ONU: l’Italia non è un paese a misura di persona disabile

Onu: l’Italia non è un Paese a misura di persona disabile. E all’estero qual è la situazione?

Come funziona l’assistenza sanitaria all’estero? Nel resto del mondo gli spazi sono più confacenti alle loro necessità? «In Italia prevale la diffidenza…», ecco il punto di vista delle famiglie…

I disabili in Italia sono circa 4 milioni. Nell’ultimo rapporto delle Nazioni Unite, l’Onu sostiene che l’Italia non è un Paese a misura di disabile. Tra le ragioni: i fondi scarsi, il clima discriminatorio e soprattutto le barriere architettoniche.

La strategia europea sulla disabilità 2010-2020 proposta dalla Commissione europea interviene in alcuni settori prioritari. Fra i più importanti, l’uguaglianzal’occupazione, la salute e l’accessibilità.
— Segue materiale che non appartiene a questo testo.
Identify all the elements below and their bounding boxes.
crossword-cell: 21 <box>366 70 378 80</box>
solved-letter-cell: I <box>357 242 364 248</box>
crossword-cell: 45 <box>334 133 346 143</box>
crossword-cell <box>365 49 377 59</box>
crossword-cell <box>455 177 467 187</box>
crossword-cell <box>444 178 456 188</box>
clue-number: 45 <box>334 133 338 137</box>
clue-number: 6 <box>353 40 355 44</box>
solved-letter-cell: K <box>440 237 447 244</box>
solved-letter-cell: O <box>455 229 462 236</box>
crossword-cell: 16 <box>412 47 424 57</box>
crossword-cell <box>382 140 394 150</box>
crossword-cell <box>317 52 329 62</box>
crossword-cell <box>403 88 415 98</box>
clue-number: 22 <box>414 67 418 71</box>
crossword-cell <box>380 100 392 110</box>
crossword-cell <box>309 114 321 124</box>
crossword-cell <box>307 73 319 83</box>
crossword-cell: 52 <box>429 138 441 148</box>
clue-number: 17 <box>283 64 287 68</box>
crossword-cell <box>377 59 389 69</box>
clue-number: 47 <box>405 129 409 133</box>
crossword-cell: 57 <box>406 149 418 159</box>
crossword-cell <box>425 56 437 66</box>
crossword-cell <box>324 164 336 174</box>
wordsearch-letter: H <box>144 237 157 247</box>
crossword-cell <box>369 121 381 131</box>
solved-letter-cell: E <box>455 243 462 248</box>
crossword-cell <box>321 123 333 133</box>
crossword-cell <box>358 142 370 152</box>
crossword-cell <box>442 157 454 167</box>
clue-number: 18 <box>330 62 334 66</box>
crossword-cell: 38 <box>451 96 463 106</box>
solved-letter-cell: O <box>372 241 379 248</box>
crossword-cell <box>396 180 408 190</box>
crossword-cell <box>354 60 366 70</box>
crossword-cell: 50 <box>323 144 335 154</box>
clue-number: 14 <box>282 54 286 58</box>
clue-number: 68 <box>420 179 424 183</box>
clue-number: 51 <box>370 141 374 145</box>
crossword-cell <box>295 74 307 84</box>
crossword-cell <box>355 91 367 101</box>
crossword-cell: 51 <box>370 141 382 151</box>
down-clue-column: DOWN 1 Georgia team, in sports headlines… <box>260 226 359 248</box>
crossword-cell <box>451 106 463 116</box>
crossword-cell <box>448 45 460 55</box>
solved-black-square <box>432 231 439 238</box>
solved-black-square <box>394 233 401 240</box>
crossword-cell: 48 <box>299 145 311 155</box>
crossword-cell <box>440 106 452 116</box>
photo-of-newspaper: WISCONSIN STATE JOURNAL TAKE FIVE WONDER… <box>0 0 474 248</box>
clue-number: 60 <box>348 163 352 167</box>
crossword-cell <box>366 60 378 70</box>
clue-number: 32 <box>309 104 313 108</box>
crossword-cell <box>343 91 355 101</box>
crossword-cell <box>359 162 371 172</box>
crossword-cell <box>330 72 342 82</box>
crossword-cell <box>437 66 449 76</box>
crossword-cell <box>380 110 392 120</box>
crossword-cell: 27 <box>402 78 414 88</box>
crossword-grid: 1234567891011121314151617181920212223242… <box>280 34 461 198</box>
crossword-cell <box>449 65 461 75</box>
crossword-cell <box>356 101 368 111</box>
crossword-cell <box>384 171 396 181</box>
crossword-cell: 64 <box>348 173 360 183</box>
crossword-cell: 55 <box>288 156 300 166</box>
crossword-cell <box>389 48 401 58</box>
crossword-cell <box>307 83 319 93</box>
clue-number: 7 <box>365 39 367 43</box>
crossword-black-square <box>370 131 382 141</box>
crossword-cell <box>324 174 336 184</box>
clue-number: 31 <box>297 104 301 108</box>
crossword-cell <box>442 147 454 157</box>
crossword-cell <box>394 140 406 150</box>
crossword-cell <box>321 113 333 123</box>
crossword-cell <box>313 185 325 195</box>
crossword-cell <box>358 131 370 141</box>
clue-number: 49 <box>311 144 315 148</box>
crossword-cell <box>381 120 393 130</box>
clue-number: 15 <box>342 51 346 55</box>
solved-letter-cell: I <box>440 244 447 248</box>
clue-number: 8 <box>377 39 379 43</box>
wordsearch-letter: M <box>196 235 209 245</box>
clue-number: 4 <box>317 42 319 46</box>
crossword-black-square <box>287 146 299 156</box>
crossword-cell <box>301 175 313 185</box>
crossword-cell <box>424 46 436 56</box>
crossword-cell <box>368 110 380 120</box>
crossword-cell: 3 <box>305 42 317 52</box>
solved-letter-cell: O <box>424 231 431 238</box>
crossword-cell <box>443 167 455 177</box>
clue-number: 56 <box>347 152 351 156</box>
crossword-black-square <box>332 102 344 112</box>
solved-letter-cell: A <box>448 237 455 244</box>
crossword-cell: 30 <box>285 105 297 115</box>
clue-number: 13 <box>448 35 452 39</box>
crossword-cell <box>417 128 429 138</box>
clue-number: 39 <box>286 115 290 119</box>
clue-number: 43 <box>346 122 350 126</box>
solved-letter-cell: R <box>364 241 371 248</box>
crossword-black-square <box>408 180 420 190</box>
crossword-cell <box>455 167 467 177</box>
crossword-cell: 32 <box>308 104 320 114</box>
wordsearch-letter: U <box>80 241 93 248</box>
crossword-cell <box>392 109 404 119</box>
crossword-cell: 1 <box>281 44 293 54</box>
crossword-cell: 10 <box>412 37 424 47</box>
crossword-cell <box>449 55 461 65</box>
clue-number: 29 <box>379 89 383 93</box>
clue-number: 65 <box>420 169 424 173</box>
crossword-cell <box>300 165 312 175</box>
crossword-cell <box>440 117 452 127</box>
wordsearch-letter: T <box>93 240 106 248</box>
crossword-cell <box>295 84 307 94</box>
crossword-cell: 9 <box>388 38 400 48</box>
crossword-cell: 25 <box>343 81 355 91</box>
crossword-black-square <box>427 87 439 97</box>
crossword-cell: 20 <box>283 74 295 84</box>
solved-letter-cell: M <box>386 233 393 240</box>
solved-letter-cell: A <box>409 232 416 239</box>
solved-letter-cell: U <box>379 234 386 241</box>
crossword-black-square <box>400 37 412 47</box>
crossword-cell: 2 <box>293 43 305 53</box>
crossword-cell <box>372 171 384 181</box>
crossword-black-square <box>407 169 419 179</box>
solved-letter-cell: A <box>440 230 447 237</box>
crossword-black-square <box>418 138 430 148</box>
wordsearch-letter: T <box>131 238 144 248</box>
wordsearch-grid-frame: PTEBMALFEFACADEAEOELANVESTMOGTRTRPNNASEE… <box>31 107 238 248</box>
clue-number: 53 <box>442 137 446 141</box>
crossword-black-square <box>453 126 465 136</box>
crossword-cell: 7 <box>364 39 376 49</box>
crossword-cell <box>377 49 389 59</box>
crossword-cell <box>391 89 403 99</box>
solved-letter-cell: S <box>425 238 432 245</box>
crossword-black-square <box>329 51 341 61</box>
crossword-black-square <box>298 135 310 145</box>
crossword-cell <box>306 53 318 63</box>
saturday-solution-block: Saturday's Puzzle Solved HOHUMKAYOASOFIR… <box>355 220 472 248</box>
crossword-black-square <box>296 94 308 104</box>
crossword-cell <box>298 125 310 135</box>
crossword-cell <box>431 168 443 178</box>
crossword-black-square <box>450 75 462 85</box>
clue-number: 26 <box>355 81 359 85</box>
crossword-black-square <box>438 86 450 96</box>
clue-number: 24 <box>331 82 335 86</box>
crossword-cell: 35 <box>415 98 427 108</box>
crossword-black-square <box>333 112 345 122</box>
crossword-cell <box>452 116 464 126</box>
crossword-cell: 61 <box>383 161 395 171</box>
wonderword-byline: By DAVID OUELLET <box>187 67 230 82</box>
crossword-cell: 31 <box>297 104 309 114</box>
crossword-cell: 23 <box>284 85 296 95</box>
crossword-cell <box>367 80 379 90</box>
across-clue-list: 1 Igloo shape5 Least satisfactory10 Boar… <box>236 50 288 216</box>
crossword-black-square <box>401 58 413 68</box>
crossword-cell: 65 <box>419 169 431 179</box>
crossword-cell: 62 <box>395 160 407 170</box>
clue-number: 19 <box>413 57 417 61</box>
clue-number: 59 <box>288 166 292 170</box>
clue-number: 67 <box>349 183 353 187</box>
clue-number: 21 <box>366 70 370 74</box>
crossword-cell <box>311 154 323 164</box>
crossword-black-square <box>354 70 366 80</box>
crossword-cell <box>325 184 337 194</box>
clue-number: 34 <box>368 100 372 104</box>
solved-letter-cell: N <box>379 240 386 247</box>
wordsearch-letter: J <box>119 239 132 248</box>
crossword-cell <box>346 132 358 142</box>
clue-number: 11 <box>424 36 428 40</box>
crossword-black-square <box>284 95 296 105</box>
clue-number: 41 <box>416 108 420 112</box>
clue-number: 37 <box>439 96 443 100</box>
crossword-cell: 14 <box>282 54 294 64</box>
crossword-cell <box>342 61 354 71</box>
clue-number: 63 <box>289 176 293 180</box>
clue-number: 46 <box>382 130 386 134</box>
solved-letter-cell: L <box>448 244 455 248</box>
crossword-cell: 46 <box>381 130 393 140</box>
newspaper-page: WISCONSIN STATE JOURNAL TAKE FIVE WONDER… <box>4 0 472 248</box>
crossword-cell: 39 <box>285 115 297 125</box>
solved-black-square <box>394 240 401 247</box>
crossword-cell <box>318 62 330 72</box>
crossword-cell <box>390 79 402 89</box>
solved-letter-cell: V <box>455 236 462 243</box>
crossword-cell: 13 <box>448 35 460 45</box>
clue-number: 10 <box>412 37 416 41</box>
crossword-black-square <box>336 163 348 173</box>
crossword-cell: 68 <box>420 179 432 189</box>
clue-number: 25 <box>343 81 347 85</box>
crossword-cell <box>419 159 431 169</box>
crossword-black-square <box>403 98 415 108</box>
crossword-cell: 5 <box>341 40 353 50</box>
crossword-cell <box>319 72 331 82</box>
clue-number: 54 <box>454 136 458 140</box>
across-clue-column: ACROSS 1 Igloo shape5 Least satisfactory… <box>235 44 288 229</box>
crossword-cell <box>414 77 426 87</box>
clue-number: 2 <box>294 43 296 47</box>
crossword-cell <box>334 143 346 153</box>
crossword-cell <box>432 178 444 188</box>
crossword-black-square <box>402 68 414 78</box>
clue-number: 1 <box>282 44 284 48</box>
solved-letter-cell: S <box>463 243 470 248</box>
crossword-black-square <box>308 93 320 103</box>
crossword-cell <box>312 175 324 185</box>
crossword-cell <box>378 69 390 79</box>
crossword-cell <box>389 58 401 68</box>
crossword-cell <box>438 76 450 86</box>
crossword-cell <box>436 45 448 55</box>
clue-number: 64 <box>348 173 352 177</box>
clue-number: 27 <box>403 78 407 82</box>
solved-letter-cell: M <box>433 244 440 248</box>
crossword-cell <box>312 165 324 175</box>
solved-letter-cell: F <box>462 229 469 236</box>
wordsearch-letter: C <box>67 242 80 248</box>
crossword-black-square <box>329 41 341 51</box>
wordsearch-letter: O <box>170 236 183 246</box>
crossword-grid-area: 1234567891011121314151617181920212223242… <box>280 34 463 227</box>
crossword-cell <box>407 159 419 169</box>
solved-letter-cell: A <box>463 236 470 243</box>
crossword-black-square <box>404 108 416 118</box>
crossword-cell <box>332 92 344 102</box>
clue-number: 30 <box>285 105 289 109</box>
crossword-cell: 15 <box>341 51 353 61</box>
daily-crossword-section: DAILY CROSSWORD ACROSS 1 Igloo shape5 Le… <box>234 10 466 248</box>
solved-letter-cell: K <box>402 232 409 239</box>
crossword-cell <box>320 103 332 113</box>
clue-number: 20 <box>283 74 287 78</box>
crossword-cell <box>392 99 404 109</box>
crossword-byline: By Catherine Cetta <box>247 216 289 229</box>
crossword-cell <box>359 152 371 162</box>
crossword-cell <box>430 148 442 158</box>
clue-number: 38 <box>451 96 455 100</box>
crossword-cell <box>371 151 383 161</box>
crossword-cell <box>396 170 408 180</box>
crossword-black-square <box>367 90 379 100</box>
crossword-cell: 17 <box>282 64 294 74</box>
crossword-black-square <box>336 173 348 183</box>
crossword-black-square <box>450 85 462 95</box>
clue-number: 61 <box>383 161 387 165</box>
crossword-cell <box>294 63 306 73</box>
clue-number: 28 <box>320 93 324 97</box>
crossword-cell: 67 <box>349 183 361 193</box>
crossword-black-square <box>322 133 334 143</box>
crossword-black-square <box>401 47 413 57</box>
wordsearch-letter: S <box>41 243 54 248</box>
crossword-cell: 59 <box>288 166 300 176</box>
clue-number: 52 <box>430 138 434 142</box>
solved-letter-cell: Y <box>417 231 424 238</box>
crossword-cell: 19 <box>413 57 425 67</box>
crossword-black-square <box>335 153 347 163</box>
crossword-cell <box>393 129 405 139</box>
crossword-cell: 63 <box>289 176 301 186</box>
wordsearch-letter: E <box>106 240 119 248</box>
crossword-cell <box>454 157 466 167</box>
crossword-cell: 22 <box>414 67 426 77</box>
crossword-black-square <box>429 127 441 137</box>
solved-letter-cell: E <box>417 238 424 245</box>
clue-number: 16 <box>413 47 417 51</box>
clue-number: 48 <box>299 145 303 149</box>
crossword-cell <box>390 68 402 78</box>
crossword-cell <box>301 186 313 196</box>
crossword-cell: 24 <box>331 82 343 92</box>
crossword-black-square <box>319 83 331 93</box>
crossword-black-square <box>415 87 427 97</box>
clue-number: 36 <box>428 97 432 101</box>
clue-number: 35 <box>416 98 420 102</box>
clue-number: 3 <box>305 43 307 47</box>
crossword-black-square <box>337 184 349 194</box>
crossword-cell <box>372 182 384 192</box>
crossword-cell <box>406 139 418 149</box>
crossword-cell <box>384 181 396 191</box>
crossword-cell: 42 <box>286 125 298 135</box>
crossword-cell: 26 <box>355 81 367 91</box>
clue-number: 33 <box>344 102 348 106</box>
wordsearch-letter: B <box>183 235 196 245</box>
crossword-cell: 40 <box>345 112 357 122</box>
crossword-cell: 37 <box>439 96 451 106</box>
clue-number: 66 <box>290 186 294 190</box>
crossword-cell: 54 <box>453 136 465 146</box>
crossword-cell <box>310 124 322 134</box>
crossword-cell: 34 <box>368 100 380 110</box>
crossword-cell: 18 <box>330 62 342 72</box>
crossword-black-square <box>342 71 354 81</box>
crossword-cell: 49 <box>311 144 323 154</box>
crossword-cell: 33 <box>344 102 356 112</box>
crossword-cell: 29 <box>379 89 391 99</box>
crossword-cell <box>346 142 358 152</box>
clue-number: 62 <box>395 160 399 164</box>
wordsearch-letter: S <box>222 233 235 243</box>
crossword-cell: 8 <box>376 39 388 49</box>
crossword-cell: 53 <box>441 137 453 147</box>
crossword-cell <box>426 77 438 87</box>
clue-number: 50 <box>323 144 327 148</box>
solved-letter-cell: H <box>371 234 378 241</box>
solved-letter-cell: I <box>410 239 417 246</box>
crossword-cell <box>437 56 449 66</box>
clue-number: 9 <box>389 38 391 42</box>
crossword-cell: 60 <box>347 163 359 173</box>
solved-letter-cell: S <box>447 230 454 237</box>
Per quest’ultima in particolare, l’obiettivo primario è rendere beni e servizi accessibili a tutti e promuovere il mercato dei dispositivi assistenziali. In questo contesto specifico, in Italia, si è distinta per la propria attività, la Onlus FIABA, un’organizzazione senza scopo di lucro che ha come obiettivo quello di favorire la rimozione di tutte le barriere fisicheculturalipsicologiche e sensoriali per la diffusione della cultura delle pari opportunità. Nonostante gli sforzi dell’organizzazione, in ogni caso, in Italia i diversamente abili hanno ancora una vita difficile, soprattutto in termini di accessibilità.

Ma all’estero qual è la situazione? In Francia, per esempio, la vita dei disabili e delle loro famiglie è probabilmente di migliore qualità rispetto al nostro Paese. Infatti, la Maison Départementale des Personnes Handicapées (MDPH) lavora in stretta collaborazione con i genitori per l’orientamento e la definizione di un progetto personalizzato di scolarizzazione. Mentre nel campo professionale, la  Commissione dei Diritti e dell’Autonomia dei Disabili (Commission des droits et de l’autonomie des personnes handicapées, CDAPH) permette di usufruire di vantaggi per trovare un lavoro o per conservarlo.

Anche in Inghilterra il governo risulta essere efficace nel sostenere le persone con disabilità, infatti una buona percentuale di diversamente abili è impiegata in attività lavorative e, secondo i dati, i programmi di supporto sono in crescita. Inoltre Londra in particolare risulta essere una città ampiamente predisposta per le persone con difficoltà motorie: i mezzi pubblici, dalla metro, agli autobus ai taxi sono accessibili per chi si muove in carrozzina, aeroporti e stazioni sono facilmente raggiungibili e dal punto di vista infrastrutturale, i luoghi pubblici hanno poche scale e rampe per consentire il libero accesso a tutti.

A questo proposito ascoltiamo l’opinione di Marco Perrone, autore televisivo con un figlio disabile che ci racconta le sue esperienze di viaggio istituendo un confronto fra l’Italia e l’estero: «Quello delle barriere architettoniche è un problema grave in Italia, questo è innegabile, ma ritengo che la barriera architettonica più forte e difficile da abbattere siano le persone».

«In realtà – prosegue – mi è capitato di viaggiare all’estero con mio figlio, e non ho potuto fare a meno di notare che l’approccio in generale delle persone nei confronti di chi ha delle problematiche di salute, è diverso rispetto al mio Paese. Anche il concetto di ‘normalità’ all’estero è completamente diverso dal nostro. Le persone ti guardano con il sorriso e vedi disponibilità nei loro occhi, qui invece si respira ancora diffidenza, purtroppo capita che le persone ti evitino, le vedi in difficoltà, non sanno come comportarsi».

«Mi consola il pensiero che questo approccio fortunatamente stia cambiando. Stanno nascendo nuove sensibilità – conclude Perrone -, i ragazzi che hanno problemi non rimangono più nascosti dentro casa come avveniva tempo fa. In quest’ottica un grande supporto, per quanto riguarda la mia esperienza, è stato lo sport. Tutto quello che si fa nello sport è utile per rendere il più possibile ‘normale’ la vita di chi ha problemi fisici, lo sport sta portando un cambiamento e qualsiasi cosa riusciamo a fare per accelerare questo cambiamento è importante».